Wayan mengangkat koper hendak pergi. Tapi Gusti Biang mencegahnya ketika melihat Wayan juga membawa bedil. Menurut Gusi Biang, itu bedil miliknya. Sementara Wayan merasa bedil itu miliknya. Ngurah sendiri menaruh curiga, lalu menanyakan kepada ibunya tentang peluru yang menewaskan ayahnya. Gusti Biang yang selalu membawa peluru itu sebagai jimat menyerahkannya kepada Ngurah.

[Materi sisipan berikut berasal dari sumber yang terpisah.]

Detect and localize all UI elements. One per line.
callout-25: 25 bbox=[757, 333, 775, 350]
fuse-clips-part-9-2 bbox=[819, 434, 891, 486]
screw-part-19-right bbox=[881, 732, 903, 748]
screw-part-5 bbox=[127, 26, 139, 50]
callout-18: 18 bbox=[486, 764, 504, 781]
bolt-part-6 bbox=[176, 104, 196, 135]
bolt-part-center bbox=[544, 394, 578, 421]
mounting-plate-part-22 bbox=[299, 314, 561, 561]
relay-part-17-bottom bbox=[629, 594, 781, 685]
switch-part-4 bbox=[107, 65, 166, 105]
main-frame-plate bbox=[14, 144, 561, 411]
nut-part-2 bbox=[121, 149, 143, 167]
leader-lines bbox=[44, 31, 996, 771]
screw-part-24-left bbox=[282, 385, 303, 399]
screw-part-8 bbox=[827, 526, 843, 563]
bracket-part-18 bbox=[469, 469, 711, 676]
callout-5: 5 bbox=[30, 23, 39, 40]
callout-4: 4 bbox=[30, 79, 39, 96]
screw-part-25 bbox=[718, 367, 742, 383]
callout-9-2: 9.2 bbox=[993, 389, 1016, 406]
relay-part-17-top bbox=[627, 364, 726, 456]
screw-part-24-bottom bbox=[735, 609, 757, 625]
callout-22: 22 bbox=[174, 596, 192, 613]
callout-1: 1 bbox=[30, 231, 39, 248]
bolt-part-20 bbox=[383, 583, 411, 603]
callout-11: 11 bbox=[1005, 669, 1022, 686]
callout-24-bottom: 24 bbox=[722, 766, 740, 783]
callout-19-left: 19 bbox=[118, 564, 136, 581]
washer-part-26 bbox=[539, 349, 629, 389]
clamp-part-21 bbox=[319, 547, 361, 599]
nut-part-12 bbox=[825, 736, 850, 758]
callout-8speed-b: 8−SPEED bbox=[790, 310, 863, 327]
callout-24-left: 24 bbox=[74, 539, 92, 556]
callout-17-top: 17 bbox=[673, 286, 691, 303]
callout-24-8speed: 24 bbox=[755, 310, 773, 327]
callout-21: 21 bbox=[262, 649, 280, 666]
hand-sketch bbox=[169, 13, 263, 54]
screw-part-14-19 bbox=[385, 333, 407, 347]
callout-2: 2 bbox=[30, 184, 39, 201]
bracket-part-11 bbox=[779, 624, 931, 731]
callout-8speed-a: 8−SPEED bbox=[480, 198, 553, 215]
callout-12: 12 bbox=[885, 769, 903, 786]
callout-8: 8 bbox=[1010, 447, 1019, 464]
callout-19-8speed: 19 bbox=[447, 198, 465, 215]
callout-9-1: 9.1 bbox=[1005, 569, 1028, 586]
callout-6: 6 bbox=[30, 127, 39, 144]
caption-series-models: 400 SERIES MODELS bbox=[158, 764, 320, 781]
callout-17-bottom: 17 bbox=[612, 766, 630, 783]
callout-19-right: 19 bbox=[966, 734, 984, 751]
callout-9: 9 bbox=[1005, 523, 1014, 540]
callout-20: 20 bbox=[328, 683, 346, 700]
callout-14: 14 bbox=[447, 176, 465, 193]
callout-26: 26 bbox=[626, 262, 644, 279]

Kini Ngurah yakin, dari bedil itulah peluru yang membunuh ayahnya berasal. Menurut Gusti Biang, itu bedil Nica. Tapi Wayan meyakinkan bahwa hanya gerilya yang punya bedil semacam itu.
“Semua pahlawan mati tertembak Nica, tetapi dia tidak. I Gusti Ngurah Ketut Mantri bukan seorang pahlawan, dia ditembak mati gerilya sebagai pengkhianat,” kata Wayan.
“Bape bilang Ayah saya pengkhianat? Bape sudah bertahun-tahun di sini, mengapa mau merusak nama baik keluarga kami?”
Wayan kemudian menerangkan panjang lebar sejarah peperangan melawan Nica. Misalnya. tentang bocornya gerakan Ciung Wanara yang dipimpin Pak Rai, sehinga Nica mengepung Desa Marga dan mengancurkannya. Hanya karena ayahnya dilahirkan sebagai putra bangsawan yang berpengaruh serta dihormati karena jasa-jasa leluhurnya, dosa ayahnya kepada pak Rai serta korban puputan itu, seperti dilupakan. Tetapi Wayan tidak pernah melupakan.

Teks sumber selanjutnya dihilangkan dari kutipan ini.